CAR T-cell therapy is another highly promising immunotherapy for children and adults with B-cell leukemia. However, the clinical results in solid tumors have not been encouraging. For optimal tumor eradication, CAR T-cells must have proper target antigen selection, co-stimulatory signaling, and the ability to move into the tumor, as well as persistence or proliferation, while avoiding T-cell exhaustion and T-cell death, now believed to be a major limiting factor [181]. Recent clinical trials have shown that tumor burden and chemotherapy conditioning before CAR T-cell therapy are critical, and it is likely that CAR T-cell therapy alone will be insufficient for cure [182]. Combination with ICI could be a future direction. Blocking PD-1/PD-L1 can unleash the cytotoxic functions of adoptively transferred T-cells, and potentially promote the development of endogenous T-cells that target neoantigens [168,183].
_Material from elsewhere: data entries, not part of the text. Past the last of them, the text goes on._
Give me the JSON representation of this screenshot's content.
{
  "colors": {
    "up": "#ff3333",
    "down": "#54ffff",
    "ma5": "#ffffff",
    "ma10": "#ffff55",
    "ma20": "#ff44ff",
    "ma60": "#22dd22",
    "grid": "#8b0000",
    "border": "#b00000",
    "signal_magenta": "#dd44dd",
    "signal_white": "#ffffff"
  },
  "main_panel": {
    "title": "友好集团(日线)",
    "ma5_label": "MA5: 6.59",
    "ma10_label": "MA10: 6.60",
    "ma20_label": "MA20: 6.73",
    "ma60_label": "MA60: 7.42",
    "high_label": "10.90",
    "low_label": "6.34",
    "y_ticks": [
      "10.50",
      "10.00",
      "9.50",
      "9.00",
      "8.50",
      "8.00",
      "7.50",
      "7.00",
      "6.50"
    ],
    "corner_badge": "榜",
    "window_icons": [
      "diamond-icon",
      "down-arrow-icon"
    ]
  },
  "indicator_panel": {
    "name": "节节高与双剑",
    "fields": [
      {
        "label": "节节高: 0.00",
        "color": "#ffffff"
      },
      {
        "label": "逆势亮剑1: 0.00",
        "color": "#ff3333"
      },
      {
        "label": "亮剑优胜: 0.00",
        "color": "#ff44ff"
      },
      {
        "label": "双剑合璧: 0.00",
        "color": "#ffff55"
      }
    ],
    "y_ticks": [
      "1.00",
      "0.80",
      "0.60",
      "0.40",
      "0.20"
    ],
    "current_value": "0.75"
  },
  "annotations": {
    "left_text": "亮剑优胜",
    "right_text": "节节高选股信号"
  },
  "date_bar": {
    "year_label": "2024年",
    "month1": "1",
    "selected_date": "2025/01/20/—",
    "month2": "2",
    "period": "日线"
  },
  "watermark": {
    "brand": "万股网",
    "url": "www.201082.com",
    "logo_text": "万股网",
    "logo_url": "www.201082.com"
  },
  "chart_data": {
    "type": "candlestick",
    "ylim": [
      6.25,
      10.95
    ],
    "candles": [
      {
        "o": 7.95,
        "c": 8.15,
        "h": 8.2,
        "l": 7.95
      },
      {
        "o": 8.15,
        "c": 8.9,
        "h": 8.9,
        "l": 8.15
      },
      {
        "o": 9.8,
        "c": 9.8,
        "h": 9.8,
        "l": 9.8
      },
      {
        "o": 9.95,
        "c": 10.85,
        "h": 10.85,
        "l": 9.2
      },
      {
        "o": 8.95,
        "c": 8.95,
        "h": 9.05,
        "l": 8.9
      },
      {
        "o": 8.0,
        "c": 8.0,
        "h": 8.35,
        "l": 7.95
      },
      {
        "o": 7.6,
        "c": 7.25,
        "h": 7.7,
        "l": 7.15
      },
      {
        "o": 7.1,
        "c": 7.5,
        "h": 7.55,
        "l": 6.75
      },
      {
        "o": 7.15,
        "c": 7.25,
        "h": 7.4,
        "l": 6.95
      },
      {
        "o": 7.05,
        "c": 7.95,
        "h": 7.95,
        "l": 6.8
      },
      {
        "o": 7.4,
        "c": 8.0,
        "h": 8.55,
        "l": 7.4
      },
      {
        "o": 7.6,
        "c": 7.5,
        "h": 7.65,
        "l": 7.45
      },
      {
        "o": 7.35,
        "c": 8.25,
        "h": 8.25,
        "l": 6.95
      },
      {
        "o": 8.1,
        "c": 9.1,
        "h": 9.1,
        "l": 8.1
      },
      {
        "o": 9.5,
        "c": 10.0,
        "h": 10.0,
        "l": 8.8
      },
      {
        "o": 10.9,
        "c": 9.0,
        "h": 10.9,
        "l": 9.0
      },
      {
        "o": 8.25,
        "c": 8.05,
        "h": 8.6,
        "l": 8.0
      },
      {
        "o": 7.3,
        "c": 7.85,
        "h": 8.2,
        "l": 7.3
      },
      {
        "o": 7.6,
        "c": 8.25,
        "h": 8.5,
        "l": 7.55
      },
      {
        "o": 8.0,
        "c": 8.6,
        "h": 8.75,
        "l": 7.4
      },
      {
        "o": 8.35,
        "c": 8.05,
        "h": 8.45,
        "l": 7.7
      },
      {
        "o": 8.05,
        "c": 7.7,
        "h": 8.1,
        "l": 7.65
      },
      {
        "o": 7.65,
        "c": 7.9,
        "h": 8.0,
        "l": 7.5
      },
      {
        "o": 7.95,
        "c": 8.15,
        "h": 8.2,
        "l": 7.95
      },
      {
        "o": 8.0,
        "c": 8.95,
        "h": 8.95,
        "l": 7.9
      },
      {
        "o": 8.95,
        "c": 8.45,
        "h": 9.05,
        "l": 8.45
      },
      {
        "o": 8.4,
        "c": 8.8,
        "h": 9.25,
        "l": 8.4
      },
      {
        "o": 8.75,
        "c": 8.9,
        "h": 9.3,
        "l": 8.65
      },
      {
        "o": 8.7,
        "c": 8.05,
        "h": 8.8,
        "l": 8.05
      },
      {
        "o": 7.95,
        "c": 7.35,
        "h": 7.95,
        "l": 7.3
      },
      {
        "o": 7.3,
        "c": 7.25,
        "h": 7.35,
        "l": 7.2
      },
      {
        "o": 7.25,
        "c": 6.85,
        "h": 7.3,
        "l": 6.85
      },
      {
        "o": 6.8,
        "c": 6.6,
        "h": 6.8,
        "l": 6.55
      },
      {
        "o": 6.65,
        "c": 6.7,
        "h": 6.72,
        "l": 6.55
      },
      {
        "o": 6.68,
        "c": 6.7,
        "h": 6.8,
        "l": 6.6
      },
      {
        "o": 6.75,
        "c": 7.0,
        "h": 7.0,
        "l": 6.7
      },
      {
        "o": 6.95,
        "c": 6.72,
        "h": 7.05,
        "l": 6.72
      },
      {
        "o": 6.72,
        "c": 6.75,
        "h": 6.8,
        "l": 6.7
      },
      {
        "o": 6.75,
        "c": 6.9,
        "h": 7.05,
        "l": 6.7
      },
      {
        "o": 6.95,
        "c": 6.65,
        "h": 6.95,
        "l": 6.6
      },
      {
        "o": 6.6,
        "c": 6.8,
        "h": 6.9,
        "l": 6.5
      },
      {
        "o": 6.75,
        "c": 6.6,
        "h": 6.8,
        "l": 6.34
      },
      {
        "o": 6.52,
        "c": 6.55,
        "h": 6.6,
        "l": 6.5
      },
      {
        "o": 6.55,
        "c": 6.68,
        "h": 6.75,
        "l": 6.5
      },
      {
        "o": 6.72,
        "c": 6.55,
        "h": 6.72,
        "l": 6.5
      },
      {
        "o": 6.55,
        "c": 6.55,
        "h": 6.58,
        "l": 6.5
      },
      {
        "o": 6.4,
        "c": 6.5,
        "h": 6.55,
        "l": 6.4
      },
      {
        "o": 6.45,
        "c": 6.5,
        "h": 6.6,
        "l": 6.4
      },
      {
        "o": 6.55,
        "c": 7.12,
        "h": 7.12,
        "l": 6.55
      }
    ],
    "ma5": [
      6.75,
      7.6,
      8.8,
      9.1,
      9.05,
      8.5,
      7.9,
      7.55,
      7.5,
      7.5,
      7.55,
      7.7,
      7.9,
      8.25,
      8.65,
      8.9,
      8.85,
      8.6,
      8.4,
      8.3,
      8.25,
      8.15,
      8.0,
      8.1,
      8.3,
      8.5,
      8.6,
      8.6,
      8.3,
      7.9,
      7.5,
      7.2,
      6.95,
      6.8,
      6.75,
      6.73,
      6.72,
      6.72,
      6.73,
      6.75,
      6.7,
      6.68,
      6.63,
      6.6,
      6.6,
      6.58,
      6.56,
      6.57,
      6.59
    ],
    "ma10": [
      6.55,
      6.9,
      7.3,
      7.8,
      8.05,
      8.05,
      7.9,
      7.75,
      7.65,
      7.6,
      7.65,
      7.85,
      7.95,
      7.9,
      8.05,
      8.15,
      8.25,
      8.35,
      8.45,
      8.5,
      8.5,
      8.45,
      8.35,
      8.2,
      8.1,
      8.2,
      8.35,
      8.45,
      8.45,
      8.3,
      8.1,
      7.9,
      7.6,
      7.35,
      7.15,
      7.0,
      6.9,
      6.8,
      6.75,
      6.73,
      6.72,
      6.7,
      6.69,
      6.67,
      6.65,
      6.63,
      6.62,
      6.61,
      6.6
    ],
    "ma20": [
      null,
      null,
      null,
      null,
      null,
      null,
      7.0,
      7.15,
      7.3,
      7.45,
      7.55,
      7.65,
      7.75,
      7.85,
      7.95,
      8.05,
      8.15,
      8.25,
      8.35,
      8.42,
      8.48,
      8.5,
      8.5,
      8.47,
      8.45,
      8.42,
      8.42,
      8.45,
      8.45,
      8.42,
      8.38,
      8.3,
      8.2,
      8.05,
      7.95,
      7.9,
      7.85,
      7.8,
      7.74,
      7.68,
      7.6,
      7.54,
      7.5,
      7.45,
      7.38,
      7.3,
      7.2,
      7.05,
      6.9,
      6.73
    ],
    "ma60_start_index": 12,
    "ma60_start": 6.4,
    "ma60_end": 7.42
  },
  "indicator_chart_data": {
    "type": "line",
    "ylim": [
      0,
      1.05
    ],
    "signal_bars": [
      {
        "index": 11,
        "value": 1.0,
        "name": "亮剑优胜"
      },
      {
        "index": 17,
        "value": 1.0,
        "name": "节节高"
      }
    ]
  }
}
The antitumor effect of combinational therapy with CAR T-cells and PD-1 inhibitor was investigated preclinically using transgenic Her2 mice treated with Her2-specific CAR T-cells. Tumor Her2 antigen triggered PD-1 upregulation in CAR T-cells, and PD-1 blockade enhanced Her2-specific T-cell functions and decreased MDSC in the tumor microenvironment, leading to enhanced anti-tumor effect [36]. A clinical trial to study the combination of CD19-CAR T-cells and ipilimumab in patients with B-cell lymphoid malignancies including pediatric patients has been initiated (NCT00586391).

Conclusion

Although overall survival rates for pediatric malignancies approached upwards of 80% [184], further improvements have slowed down in the past decades, despite the use of dose-intensive genotoxic therapies approaching their toxicity limits. New approaches in pediatric patients with advanced stage, relapsed or refractory cancers are desperately needed. Several novel therapeutic agents including small molecular targeted agents, monoclonal antibodies, and T-cell based immunotherapies have shown promise. To fully exploit these powerful modalities against tumors with low mutational load and weak TIL content (‘cold’ tumors), emphasis should be placed on proven and novel strategies to drive T-cells selectively and quantitatively into cold tumors, to activate them to proliferate inside a hostile tumor microenvironment, and to avoid exhaustion or activation induced cell death. Once T-cells can infiltrate, persist, proliferate and survive, the addition of ICI should vastly enhance their potential in any of these pediatric malignancies. However, there remain significant hurdles with regard to both acute and late toxicities. A concerted effort should be made not to run redundant studies, but to systematically confront these limitations for a more streamlined pediatric integration. Combination treatment should be the framework and no single approach, whether cell therapy or antibody will likely be curative.

Highlights.

1. Immune checkpoint inhibitors (ICI) have achieved a great success in adult cancers.

2. There is growing interest in ICI for pediatric malignancies.

3. There are significant barriers for successful pediatric integration of ICI.

4. Combination with other treatment modalities could be a promising option.